Valuation alto não significa retorno automático
Apesar dos números impressionantes, o estudo da Sports Value chama atenção para um ponto sensível: o crescimento do valuation ainda está muito associado ao volume de investimento e ao desempenho esportivo recente. Segundo Amir Somoggi, sócio da consultoria, o próximo passo passa por uma evolução qualitativa na gestão de marca, na experiência do torcedor e na exploração comercial dos ativos.
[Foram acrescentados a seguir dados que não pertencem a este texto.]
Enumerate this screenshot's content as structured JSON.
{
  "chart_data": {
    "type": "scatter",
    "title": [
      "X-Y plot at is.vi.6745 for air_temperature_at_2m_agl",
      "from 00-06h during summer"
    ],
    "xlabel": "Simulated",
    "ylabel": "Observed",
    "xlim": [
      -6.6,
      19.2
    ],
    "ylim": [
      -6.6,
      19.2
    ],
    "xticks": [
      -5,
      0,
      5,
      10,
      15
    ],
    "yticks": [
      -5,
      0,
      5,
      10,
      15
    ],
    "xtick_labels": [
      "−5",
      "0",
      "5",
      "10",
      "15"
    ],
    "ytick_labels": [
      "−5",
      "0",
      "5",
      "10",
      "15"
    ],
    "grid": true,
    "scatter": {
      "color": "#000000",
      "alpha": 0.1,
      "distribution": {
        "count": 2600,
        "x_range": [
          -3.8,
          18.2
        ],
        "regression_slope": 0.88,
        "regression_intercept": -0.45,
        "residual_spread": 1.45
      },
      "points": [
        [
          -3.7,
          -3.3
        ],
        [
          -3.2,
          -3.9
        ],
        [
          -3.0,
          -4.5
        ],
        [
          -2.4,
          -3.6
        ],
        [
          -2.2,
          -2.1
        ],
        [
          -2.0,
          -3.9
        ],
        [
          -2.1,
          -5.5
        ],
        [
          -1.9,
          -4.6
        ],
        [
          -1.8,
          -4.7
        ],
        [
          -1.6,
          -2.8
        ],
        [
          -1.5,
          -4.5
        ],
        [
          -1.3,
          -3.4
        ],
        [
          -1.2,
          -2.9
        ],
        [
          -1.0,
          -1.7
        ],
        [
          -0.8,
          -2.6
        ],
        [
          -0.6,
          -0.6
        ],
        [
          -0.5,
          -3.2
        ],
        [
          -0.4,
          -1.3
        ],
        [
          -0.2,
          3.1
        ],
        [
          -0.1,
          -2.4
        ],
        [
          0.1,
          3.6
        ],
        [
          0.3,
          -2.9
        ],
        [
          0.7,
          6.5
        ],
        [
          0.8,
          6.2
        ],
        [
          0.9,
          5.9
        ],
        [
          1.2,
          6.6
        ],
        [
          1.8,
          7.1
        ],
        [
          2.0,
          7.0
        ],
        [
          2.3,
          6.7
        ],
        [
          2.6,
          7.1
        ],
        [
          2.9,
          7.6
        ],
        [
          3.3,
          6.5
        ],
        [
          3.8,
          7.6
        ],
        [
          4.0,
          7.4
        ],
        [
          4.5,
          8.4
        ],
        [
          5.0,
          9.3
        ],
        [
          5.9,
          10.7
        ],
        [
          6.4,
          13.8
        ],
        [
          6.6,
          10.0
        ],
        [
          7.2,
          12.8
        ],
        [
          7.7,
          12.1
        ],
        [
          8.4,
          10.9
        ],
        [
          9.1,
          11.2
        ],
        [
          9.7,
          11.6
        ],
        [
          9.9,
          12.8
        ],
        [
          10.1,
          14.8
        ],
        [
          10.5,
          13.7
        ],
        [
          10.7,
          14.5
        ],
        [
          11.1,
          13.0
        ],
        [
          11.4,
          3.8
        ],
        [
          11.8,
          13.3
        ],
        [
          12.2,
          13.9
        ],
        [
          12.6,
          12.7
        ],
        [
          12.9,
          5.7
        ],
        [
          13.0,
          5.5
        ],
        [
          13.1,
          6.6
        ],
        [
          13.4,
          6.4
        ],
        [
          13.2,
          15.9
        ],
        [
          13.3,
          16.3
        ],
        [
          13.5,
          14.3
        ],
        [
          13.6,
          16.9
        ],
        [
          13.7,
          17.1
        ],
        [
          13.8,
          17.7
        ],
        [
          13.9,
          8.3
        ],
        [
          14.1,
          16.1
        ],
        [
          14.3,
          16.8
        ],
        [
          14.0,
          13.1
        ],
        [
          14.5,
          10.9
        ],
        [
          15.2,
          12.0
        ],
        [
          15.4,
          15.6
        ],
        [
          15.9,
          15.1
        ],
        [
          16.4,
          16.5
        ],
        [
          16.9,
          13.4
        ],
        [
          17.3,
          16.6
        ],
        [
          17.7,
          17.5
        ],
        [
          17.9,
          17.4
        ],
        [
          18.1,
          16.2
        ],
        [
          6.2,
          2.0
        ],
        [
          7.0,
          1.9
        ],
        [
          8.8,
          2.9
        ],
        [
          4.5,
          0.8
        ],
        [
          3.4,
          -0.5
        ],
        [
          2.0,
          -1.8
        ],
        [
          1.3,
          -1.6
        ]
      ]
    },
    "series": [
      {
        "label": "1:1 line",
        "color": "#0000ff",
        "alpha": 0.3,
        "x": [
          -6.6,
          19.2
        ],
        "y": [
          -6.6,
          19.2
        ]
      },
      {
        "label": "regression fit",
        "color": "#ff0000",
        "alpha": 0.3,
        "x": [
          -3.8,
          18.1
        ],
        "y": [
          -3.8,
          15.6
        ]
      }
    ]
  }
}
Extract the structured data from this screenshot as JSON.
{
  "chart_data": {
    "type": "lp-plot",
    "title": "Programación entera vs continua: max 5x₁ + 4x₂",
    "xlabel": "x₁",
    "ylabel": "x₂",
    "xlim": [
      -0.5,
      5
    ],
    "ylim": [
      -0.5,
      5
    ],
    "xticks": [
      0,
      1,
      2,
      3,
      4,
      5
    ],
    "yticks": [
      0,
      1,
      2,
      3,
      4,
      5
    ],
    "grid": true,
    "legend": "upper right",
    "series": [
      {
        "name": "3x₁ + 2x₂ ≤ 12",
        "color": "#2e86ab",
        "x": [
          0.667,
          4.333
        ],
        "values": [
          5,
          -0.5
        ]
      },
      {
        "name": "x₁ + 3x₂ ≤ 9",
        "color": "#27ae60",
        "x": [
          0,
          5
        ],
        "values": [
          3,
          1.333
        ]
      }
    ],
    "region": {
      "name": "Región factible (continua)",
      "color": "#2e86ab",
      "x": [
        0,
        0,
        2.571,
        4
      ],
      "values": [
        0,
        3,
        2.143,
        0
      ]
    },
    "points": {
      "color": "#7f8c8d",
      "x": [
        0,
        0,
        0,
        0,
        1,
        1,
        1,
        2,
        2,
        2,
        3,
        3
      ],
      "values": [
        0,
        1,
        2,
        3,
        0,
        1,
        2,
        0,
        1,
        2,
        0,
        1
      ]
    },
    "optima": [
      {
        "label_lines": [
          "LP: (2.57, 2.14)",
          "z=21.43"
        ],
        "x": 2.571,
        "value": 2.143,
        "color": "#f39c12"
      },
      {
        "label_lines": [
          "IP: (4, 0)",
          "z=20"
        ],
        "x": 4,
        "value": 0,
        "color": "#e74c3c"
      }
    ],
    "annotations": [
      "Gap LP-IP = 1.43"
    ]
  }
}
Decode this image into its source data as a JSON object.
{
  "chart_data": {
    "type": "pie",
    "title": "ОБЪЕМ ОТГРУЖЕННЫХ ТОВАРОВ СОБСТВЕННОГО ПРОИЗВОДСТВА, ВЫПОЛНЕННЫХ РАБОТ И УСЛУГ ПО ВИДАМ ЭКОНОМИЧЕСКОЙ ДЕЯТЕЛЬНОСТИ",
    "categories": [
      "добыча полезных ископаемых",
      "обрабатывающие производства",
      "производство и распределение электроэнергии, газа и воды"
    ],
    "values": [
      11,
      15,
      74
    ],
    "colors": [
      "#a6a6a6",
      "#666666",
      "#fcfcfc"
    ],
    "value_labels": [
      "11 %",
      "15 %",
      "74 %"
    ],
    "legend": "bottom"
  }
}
Estádios subutilizados, baixa monetização digital e dependência excessiva de receitas pontuais ainda limitam o potencial de retorno de muitos clubes. A valorização existe, mas nem sempre se converte em geração de valor consistente no médio e longo prazo.
Futebol, apostas e o efeito do valuation no mercado
Esse crescimento financeiro dos clubes também tem reflexos diretos no mercado de apostas esportivas. Equipes com maior estabilidade, elencos mais caros e receitas previsíveis tendem a apresentar menor volatilidade de desempenho, algo que influencia odds, mercados de longo prazo e apostas em campeonatos nacionais.
Para apostadores, rankings de valuation funcionam como mais uma camada de análise, ajudando a contextualizar favoritismos, capacidade de investimento em reforços e consistência competitiva ao longo da temporada. Em portais especializados, esse tipo de dado é frequentemente cruzado com estatísticas esportivas, calendário e desempenho histórico. Quem acompanha esse universo costuma procurar comparativos detalhados e análises amplas. Se é o seu caso, confira o ranking completo das principais casas de apostas, que normalmente integra informações financeiras, esportivas e indicadores relevantes para decisões mais informadas no mercado de apostas.
Receitas comerciais e a força das casas de apostas
Outro dado relevante reforça a profissionalização do futebol brasileiro. Em 2024, os 20 clubes da Série A arrecadaram cerca de R$ 1 bilhão apenas em patrocínios, sendo 18 deles ligados a casas de apostas. Esse movimento não só elevou o nível das receitas como também ampliou a exposição internacional das marcas brasileiras.
A presença massiva do setor de apostas como patrocinador principal mostra como o futebol nacional se tornou um ativo atrativo para grandes empresas, sobretudo num ambiente regulado. Ao mesmo tempo, reforça a necessidade de transparência, governança e credibilidade, fatores que impactam diretamente o valuation dos clubes.
Liga única e potencial de crescimento coletivo
Entre os temas apontados como decisivos para o futuro está a criação de uma liga única no futebol brasileiro. A centralização de direitos comerciais e a negociação coletiva de patrocínios e transmissões poderiam gerar ganhos significativos para todos os clubes, reduzindo desigualdades e aumentando o valor global do produto.
Experiências internacionais mostram que ligas bem estruturadas conseguem elevar o valuation médio das equipes participantes, independentemente do tamanho da torcida, ao criar um ecossistema mais previsível e atrativo para investidores.